At first, I thought this was just a typical make-out take-out, but I quickly realized it was much more than that! Look closer, gentle reader, it's two images in one. Do you see it? When I realized what I was looking at, I couldn't stop laughing and I began referring to this piece as "nature's dirty little trick." First, nature lures its unsuspecting victims into a make-out take-out, and if the participants don't out-trick nature at her own game, they are left with a freshly-formed mammalian of their very own! I enjoy how this image flips back and forth, and how the idea of time is ambiguous and mysterious. It is unclear whether the infant or the lovers are an image of the past or the future.
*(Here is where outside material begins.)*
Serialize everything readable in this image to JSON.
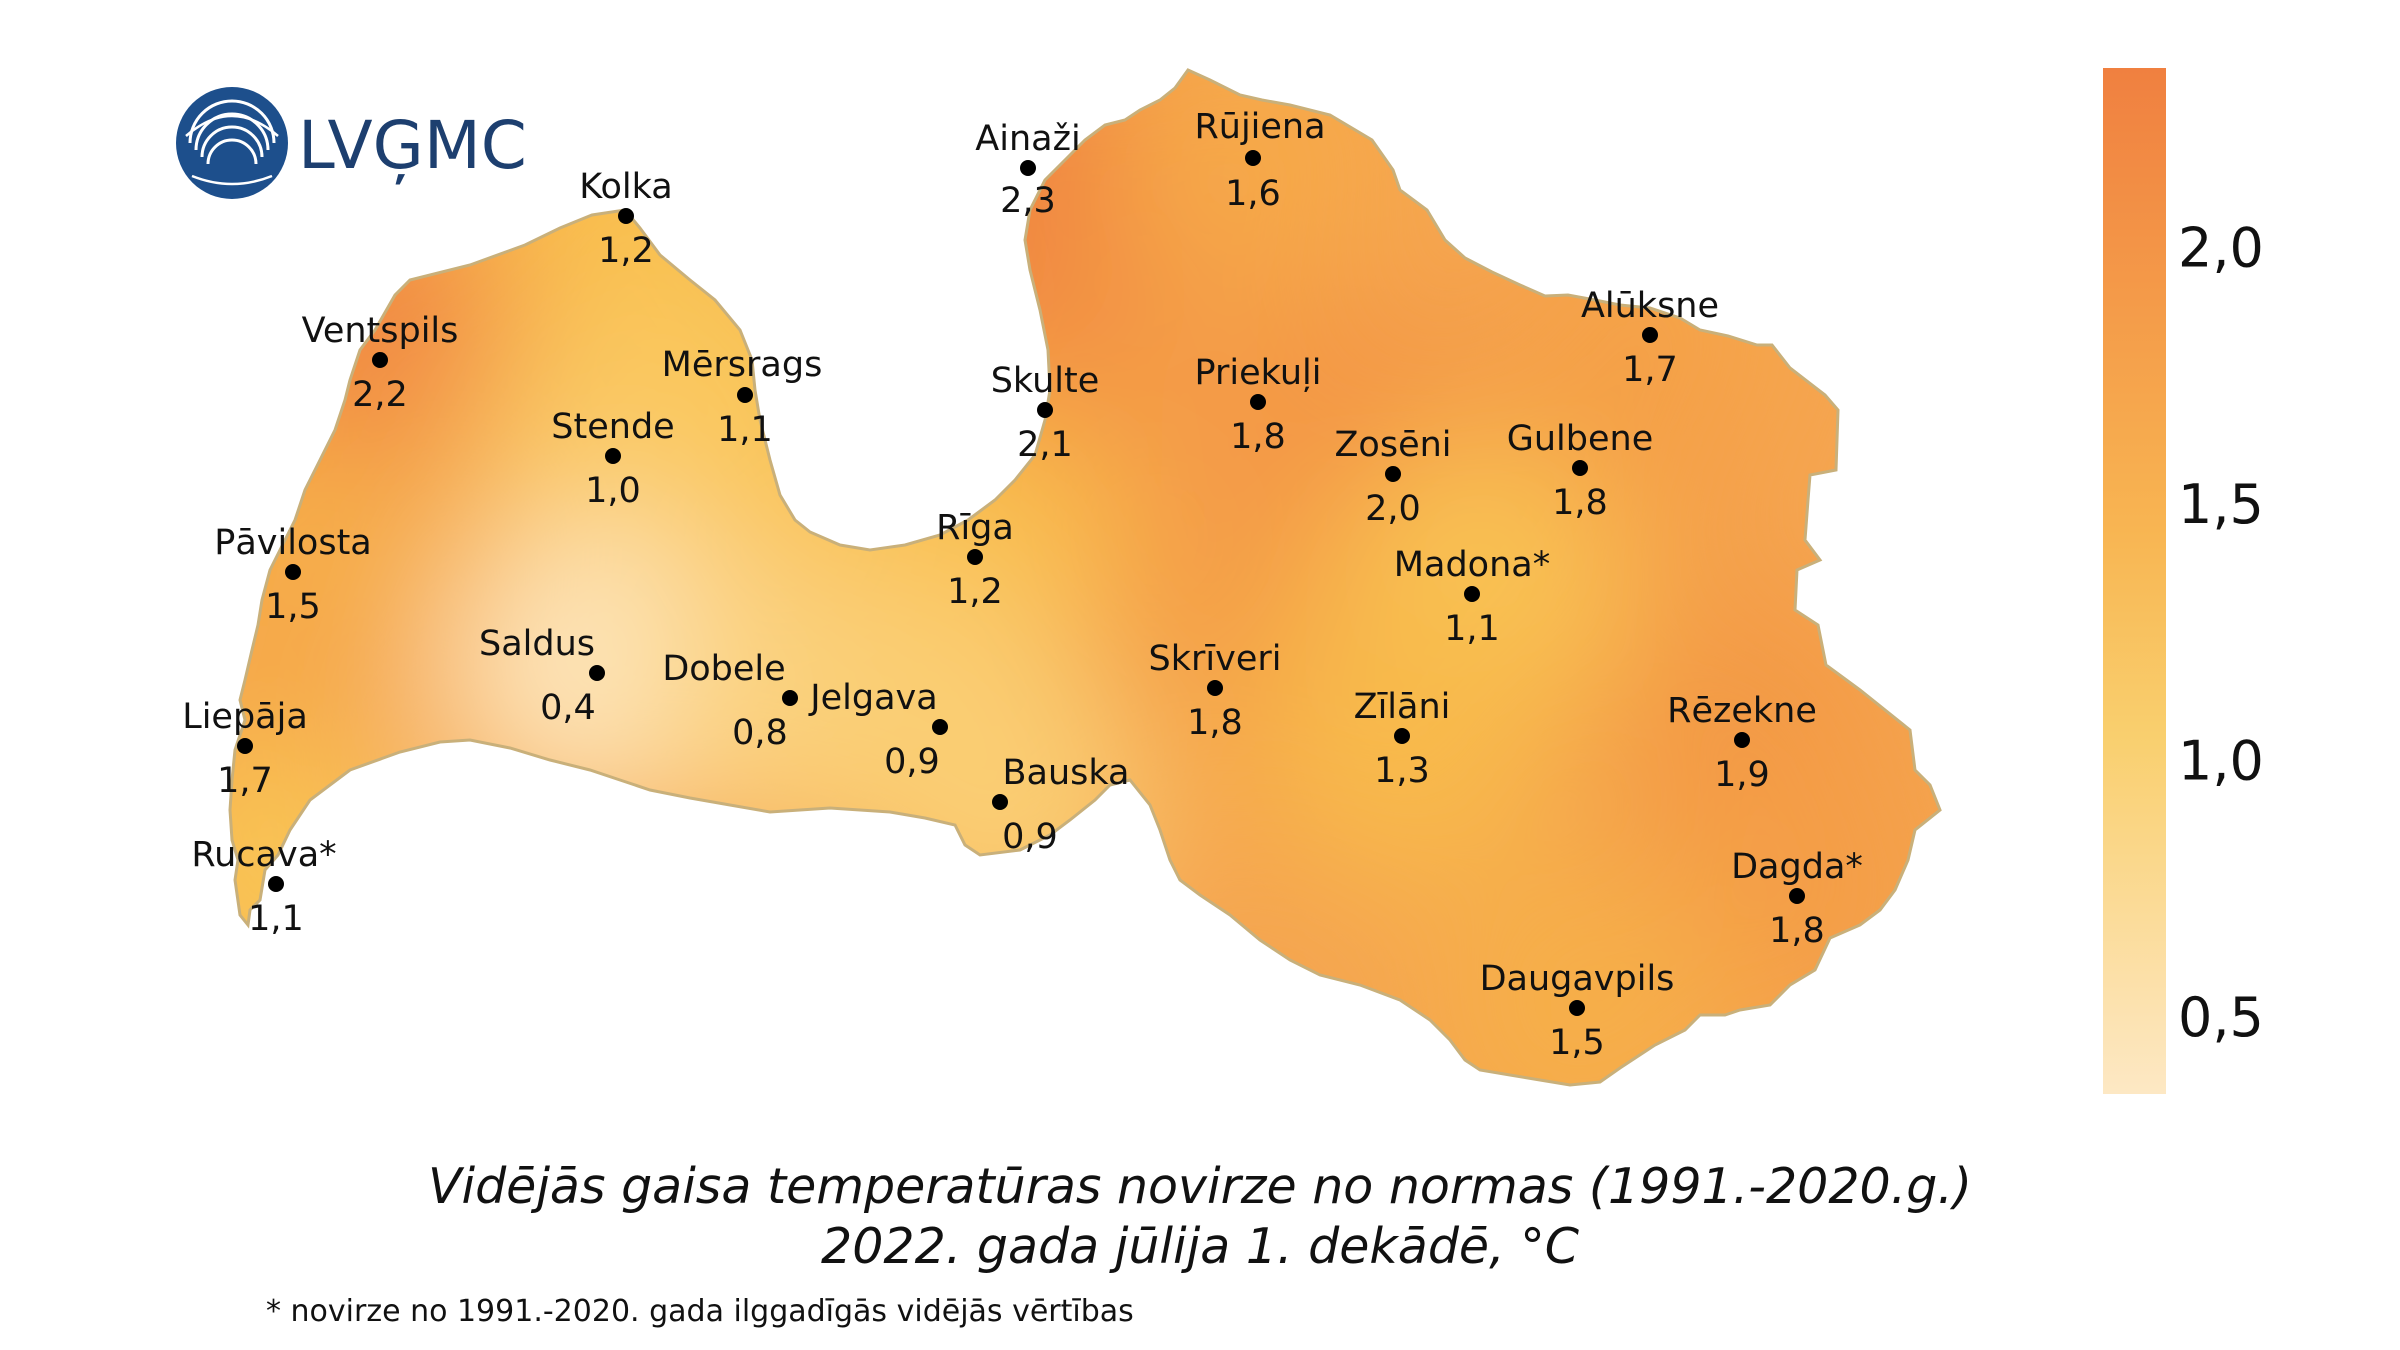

What is clear is that time marches on relentlessly with or without our approval, and that the continuation of our species carries on incessantly, impervious to our own individual existence. The collage also simultaneously exemplifies two of the most intimate and instinctual bonds any of us will ever experience; first with our mothers and then with our lovers. 
Here, Molly is creating a catacomb. I love the references to anthropology in Molly's work as well as how she deals with the incomprehensible nature of time and addresses our greatest fear, which is death. Molly's work reminded me of Ernest Becker's Denial of Death. I've been reading that book on and off for the past three years, somehow I can never bring myself to finishing it, which may have something to do with the fact that I know how it ends. The premise of the book is that we humans live in a constant state of anxiety and fear since we are aware of our own finitude, and that our greatest accomplishments are merely methods we devise to distract ourselves from our own death. According to Becker it is more neurotic and damaging to ourselves to deny the inevitable. Becker received a Pulitzer Prize for Denial of Death, six weeks after he died.
On his own death bed, as he was dying of cancer, Becker wrote about how he was confronted with testing out his own thesis first hand. I can't even begin to imagine such a confrontation with my own life ending, and it may have something to do with the idea behind the title of Damien Hirst's shark which is The Physical Impossibility of Death in the Mind of Someone Living. GREATEST TITLE EVER. Who can top that? Close second- Gauguin. Where Do We Come From? What Are We? Where Are We Going? Although to be honest, I don't care at all about where we come from, I'm more interested in what are we and where are we going. 
 Molly has the rare ability to transform the banal and everyday into psychologically riveting objects. She made this sculpture by cutting up laundry detergent bottles while she was at Skowhegan last year. After visiting Molly's studio I was reminded of how strange, fascinating, as well as disturbing and unfathomable everyday existence actually is.    
Molly's work taps into the sublime by accessing the suspension of reason in the face of the incomprehensible.